The HR function will need to ensure that disruption to the normal running of the business is minimal even in pandemic conditions and as such should endeavour to identify a source of back-up labour - for example employees on leave or from other sites/premises must ensure that where employees are called in to cover absences, that they abide by The Working Time Regulations 1998 where applicable.
Information about the health of individual employees is personal sensitive data and as such, companies cannot process any details relating to the health of a team member unless they have his or her explicit written consent. All personnel are reminded that they should keep information relating to the health of their colleagues confidential.
In order to ensure that the impact of a pandemic is mitigated, companies should have reviewed and updated their policies and procedures and consider the following actions:
An employee suffering from the effects of a suspected or confirmed case of Coronavirus should be certified as fit to return to work by a doctor prior returning.

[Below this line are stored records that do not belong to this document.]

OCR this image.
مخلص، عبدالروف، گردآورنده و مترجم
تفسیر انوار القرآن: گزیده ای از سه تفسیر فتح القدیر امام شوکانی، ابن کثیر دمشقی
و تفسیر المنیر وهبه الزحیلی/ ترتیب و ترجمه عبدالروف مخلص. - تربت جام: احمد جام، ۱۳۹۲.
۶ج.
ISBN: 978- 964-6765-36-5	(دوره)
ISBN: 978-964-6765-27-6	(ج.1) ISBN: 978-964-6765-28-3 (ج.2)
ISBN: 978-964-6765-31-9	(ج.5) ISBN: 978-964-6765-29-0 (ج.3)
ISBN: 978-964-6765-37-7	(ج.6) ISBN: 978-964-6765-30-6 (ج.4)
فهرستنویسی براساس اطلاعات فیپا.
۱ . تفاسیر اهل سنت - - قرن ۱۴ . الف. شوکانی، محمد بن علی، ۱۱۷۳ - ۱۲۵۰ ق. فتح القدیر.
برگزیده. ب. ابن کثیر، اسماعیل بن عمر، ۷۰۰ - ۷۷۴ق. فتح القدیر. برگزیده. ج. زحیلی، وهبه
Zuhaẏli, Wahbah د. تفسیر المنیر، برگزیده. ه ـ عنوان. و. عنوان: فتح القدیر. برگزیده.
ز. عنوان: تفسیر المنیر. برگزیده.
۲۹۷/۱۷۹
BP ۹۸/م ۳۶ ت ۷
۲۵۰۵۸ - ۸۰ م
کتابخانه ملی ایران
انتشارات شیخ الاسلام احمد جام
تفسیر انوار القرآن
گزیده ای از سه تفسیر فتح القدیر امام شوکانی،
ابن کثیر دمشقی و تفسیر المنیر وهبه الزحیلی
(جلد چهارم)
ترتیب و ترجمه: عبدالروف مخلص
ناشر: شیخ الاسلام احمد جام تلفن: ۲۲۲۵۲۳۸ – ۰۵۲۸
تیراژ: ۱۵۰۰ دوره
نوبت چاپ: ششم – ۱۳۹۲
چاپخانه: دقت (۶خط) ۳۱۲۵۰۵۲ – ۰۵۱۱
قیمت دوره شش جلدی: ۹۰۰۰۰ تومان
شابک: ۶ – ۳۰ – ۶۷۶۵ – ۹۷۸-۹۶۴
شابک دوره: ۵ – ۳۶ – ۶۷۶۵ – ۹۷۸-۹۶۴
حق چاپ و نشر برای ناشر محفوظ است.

Extending flexible working arrangements to emergency situations – working from home.
Contact HR on whether the right to take leave to care for dependents should be extended to cover this issue and/or whether any special leave should be paid or unpaid.
In good faith, companies should consult with all employees effectively on important changes to working practices. There are two possible changes:
Non-contractual changes in general do not bear any obligation on the business to consult with employees.

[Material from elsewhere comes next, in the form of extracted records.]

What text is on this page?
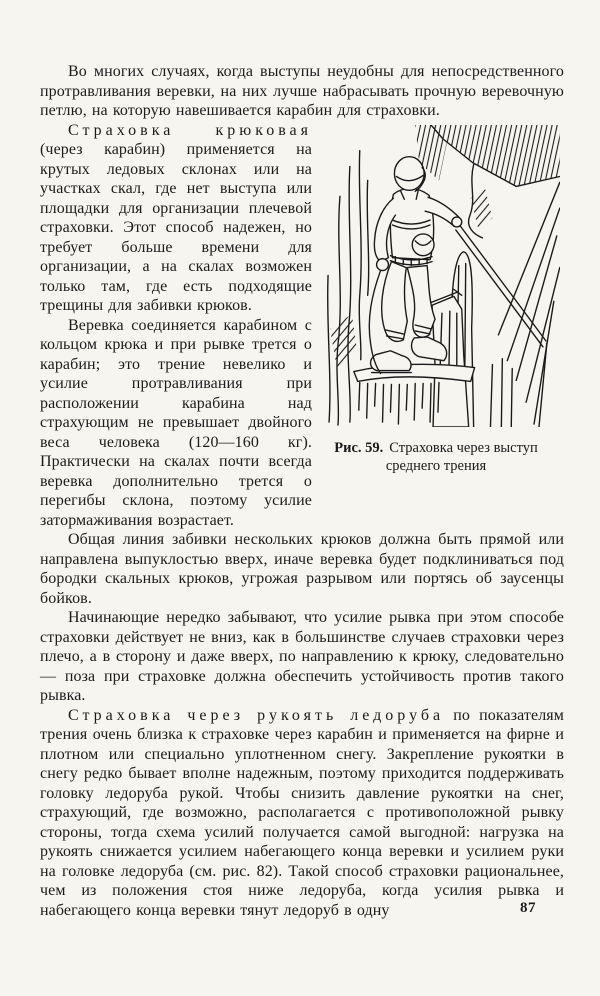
Во многих случаях, когда выступы неудобны для непосредственного протравливания веревки, на них лучше набрасывать прочную веревочную петлю, на которую навешивается карабин для страховки.

Страховка крюковая (через карабин) применяется на крутых ледовых склонах или на участках скал, где нет выступа или площадки для организации плечевой страховки. Этот способ надежен, но требует больше времени для организации, а на скалах возможен только там, где есть подходящие трещины для забивки крюков.

Веревка соединяется карабином с кольцом крюка и при рывке трется о карабин; это трение невелико и усилие протравливания при расположении карабина над страхующим не превышает двойного веса человека (120—160 кг). Практически на скалах почти всегда веревка дополнительно трется о перегибы склона, поэтому усилие затормаживания возрастает.

Рис. 59. Страховка через выступ среднего трения

Общая линия забивки нескольких крюков должна быть прямой или направлена выпуклостью вверх, иначе веревка будет подклиниваться под бородки скальных крюков, угрожая разрывом или портясь об заусенцы бойков.

Начинающие нередко забывают, что усилие рывка при этом способе страховки действует не вниз, как в большинстве случаев страховки через плечо, а в сторону и даже вверх, по направлению к крюку, следовательно — поза при страховке должна обеспечить устойчивость против такого рывка.

Страховка через рукоять ледоруба по показателям трения очень близка к страховке через карабин и применяется на фирне и плотном или специально уплотненном снегу. Закрепление рукоятки в снегу редко бывает вполне надежным, поэтому приходится поддерживать головку ледоруба рукой. Чтобы снизить давление рукоятки на снег, страхующий, где возможно, располагается с противоположной рывку стороны, тогда схема усилий получается самой выгодной: нагрузка на рукоять снижается усилием набегающего конца веревки и усилием руки на головке ледоруба (см. рис. 82). Такой способ страховки рациональнее, чем из положения стоя ниже ледоруба, когда усилия рывка и набегающего конца веревки тянут ледоруб в одну	87
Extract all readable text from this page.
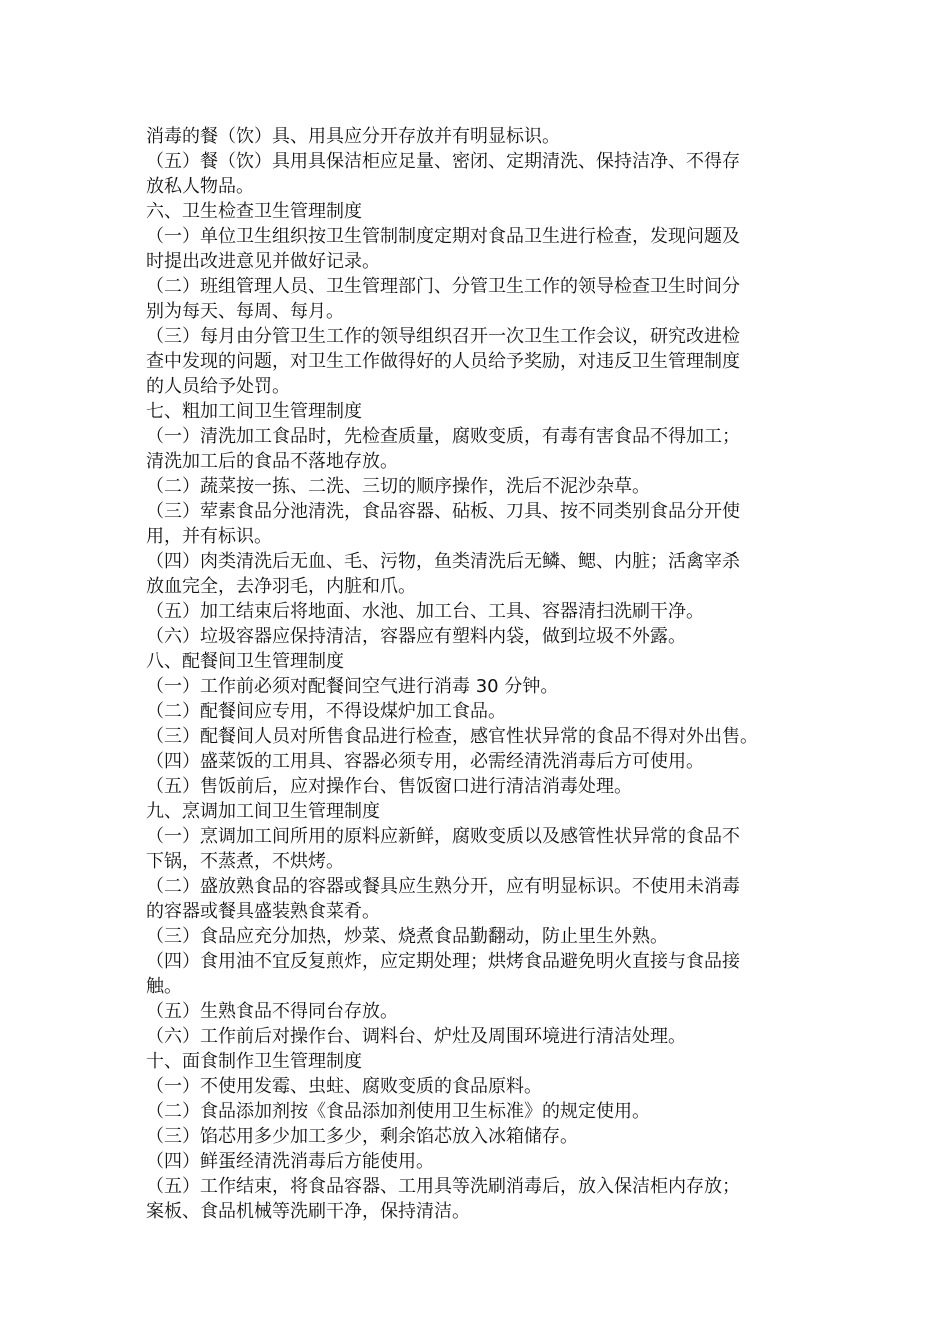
消毒的餐（饮）具、用具应分开存放并有明显标识。
（五）餐（饮）具用具保洁柜应足量、密闭、定期清洗、保持洁净、不得存
放私人物品。
六、卫生检查卫生管理制度
（一）单位卫生组织按卫生管制制度定期对食品卫生进行检查，发现问题及
时提出改进意见并做好记录。
（二）班组管理人员、卫生管理部门、分管卫生工作的领导检查卫生时间分
别为每天、每周、每月。
（三）每月由分管卫生工作的领导组织召开一次卫生工作会议，研究改进检
查中发现的问题，对卫生工作做得好的人员给予奖励，对违反卫生管理制度
的人员给予处罚。
七、粗加工间卫生管理制度
（一）清洗加工食品时，先检查质量，腐败变质，有毒有害食品不得加工；
清洗加工后的食品不落地存放。
（二）蔬菜按一拣、二洗、三切的顺序操作，洗后不泥沙杂草。
（三）荤素食品分池清洗，食品容器、砧板、刀具、按不同类别食品分开使
用，并有标识。
（四）肉类清洗后无血、毛、污物，鱼类清洗后无鳞、鳃、内脏；活禽宰杀
放血完全，去净羽毛，内脏和爪。
（五）加工结束后将地面、水池、加工台、工具、容器清扫洗刷干净。
（六）垃圾容器应保持清洁，容器应有塑料内袋，做到垃圾不外露。
八、配餐间卫生管理制度
（一）工作前必须对配餐间空气进行消毒 30 分钟。
（二）配餐间应专用，不得设煤炉加工食品。
（三）配餐间人员对所售食品进行检查，感官性状异常的食品不得对外出售。
（四）盛菜饭的工用具、容器必须专用，必需经清洗消毒后方可使用。
（五）售饭前后，应对操作台、售饭窗口进行清洁消毒处理。
九、烹调加工间卫生管理制度
（一）烹调加工间所用的原料应新鲜，腐败变质以及感管性状异常的食品不
下锅，不蒸煮，不烘烤。
（二）盛放熟食品的容器或餐具应生熟分开，应有明显标识。不使用未消毒
的容器或餐具盛装熟食菜肴。
（三）食品应充分加热，炒菜、烧煮食品勤翻动，防止里生外熟。
（四）食用油不宜反复煎炸，应定期处理；烘烤食品避免明火直接与食品接
触。
（五）生熟食品不得同台存放。
（六）工作前后对操作台、调料台、炉灶及周围环境进行清洁处理。
十、面食制作卫生管理制度
（一）不使用发霉、虫蛀、腐败变质的食品原料。
（二）食品添加剂按《食品添加剂使用卫生标准》的规定使用。
（三）馅芯用多少加工多少，剩余馅芯放入冰箱储存。
（四）鲜蛋经清洗消毒后方能使用。
（五）工作结束，将食品容器、工用具等洗刷消毒后，放入保洁柜内存放；
案板、食品机械等洗刷干净，保持清洁。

For contractual changes and where there is no sufficient flexibility in the terms of the contract to facilitate change, companies should consult with employees in order to obtain their consent to the changes.
Companies should acknowledge that absences may arise not just because staff become infected, but also because family members for whom employees are responsible (most notably children) contract the effects of a specific pathogen. In the case of parents whose children are sick, Companies should decide on a case by case basis.
However, it may transpire that this will not be sufficient for employees whose children fall ill due to the effects of Coronavirus or whose school closes at short notice. In these instances, companies should evaluate each case individually with the aim of trying to accommodate for longer absences of emergency leave in respect of dependents
Employees must always practice good personal hygiene measures – use disposable tissues to control coughs/sneezes, dispose of these appropriately and wash hands before continuing work, eating, and/or drinking etc.
In addition, within the climates of abnormal situations such as in a critical situation due to pandemic, management/supervisors should:
Advise employees to stay at home if they are sick with flu-like symptoms and have good reason to believe, based on the latest HPA guidance, that they may have been exposed to any particular virus e.g. Coronavirus.
Send home any employee who is displaying flu-like signs/symptoms in similar situations to that described above
The number of people in the business premises who may be displaying symptoms is likely to be limited. Therefore, it should not be necessary for employees to wear facemasks routinely when in contact with other persons. If there is an increased likelihood of exposure, fluid-repellent surgical facemasks offer a barrier to minimise contact with the mouth and nose, but do not offer protection against aerosols. For protection against aerosols, an FFP3 mask should be provided and must be used. A filtering face piece (FFP3) device is a mask, which is certified to the PPE Directive. It provides a high level of filtering capability and face fit.
If a vaccine against any pandemic becomes readily available, depending upon the cost of the vaccine, companies may consider offering the vaccine to employees (through a company doctor/medical professional) to try to avoid excessive levels of absenteeism.